Kiss the Ring


I was lucky enough to get some quality hands-on time with 2K's upcoming crime epic Mafia II. And, believe me when I say "quality." 2K Czech really has something on their hands with this game, and the time I spent with it has only served to whet my appetite further.

The second I take control of protagonist Vito Scaletta, the very first thing I'm told to do is check out the counter. Turns out, it's a vintage issue of Playboy. I suppose now is a good time to explain that this game is not for anyone under 17. When people think of the late 1940s and early 1950s, they usually think of the post-war happy-go-lucky atmosphere. The Clemente family isn't the Cleaver family. Four-letter words fly with impunity, but the filthy language is no more gratuitous than the stuff you hear out of Joe Pesci in a Scorsese film.

The phone rings. A member of a rival family has been marked for death, and it's up to Vito to make sure his candle goes out. The first objective is to go to the appointed location with made man Henry Tomasino, as well as Vito's childhood friend, Joe Barbaro. I choose a period automobile from the garage and proceed to the waypoint. Cars handle very differently in Mafia II than they do in other open world games. They aren't as sleek and aerodynamic. Smashing through police roadblocks and threading needles in traffic require serious skill.

A game named Mafia II is guaranteed to be chock full of shootouts, and what we've got here is smooth third-person cover gunning with fully destructible environments. The mission proper begins in a relatively safe location: behind a window housing a powerful machine gun. It doesn't take long for things to go pear-shaped; the target makes a break for it and disappears into a nearby distillery. Goons start blasting from every which way. After perforating each one, I rush across the street, kick open the door to the distillery, and gun the bad guys down. The civilians inside run for their lives; the green hue on the reticle suggests that it's not nice to shoot them. It's not long before heavier resistance shows up; goons wielding tommy guns pop up behind a row of barrels, as if re-enacting a scene from Dick Tracy. Concrete shatters, glass breaks, and bodies fall. The place is literally going to pieces, and I love it. A molotov explodes nearby, engulfing the left side of the room in flame. I work my way upstairs, collecting a dropped shotgun from a goon I'd previously wasted. It kicks like a mule and is absolutely devastating.

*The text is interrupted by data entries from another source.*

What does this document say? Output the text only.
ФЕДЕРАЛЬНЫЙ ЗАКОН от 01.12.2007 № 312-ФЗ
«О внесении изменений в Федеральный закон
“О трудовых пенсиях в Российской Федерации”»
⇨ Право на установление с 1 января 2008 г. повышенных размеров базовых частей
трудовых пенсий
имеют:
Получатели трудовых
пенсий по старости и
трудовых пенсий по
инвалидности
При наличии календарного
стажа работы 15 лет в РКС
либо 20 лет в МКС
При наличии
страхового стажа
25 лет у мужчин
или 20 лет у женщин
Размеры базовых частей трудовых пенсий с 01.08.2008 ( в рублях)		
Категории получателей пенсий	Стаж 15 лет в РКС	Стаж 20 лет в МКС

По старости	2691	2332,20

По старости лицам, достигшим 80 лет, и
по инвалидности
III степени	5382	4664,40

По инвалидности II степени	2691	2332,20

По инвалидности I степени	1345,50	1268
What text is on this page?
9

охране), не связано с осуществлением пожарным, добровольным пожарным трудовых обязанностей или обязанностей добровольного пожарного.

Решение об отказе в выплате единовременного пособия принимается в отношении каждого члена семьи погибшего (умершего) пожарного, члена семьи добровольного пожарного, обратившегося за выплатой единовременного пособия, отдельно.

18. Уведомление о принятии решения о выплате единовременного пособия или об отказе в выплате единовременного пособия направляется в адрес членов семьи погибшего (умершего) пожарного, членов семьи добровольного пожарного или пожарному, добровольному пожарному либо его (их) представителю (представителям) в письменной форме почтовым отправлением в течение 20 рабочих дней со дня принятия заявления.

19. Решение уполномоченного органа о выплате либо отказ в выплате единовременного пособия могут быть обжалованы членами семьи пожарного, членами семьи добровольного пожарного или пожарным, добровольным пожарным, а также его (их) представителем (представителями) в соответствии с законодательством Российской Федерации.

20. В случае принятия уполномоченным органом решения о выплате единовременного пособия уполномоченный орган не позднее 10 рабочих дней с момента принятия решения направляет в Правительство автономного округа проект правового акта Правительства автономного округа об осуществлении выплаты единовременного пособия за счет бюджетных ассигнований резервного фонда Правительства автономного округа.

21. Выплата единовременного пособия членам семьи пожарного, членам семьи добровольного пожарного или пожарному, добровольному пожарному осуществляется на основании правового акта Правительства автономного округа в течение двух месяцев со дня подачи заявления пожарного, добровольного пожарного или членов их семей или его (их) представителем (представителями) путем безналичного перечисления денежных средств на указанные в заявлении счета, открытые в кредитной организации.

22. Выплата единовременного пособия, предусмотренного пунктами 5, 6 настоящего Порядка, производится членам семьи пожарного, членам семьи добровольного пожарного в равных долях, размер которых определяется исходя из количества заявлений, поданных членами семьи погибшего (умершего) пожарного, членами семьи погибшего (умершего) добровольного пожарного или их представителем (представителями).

Vito, Joe, and Henry finally reach the portly craven, and a cutscene triggers. The moment is drawn out too long, and the mark shoots Henry. Of course, the target is immediately riddled with bullets. This is the point where things really start looking bad. Henry's gunshot wound doesn't seem to be fatal, but it's bad enough to incapacitate him. Furthermore, the distillery is now burning down. We make our way downstairs to the getaway vehicle. The cops are immediately on our tails; I can't tell whether it's the result of my driving or the little public disturbance we stirred up. I follow the waypoint until we reach a bridge, where a roadblock stands in our way. The screen goes black, and the phrase "To Be Continued" breaks my heart.

Mafia II made a confident showing at E3; it looks like one of those games that does too much and still manages to get most of it right. Long story short, fans of open world games should mark their calendars for August 24th.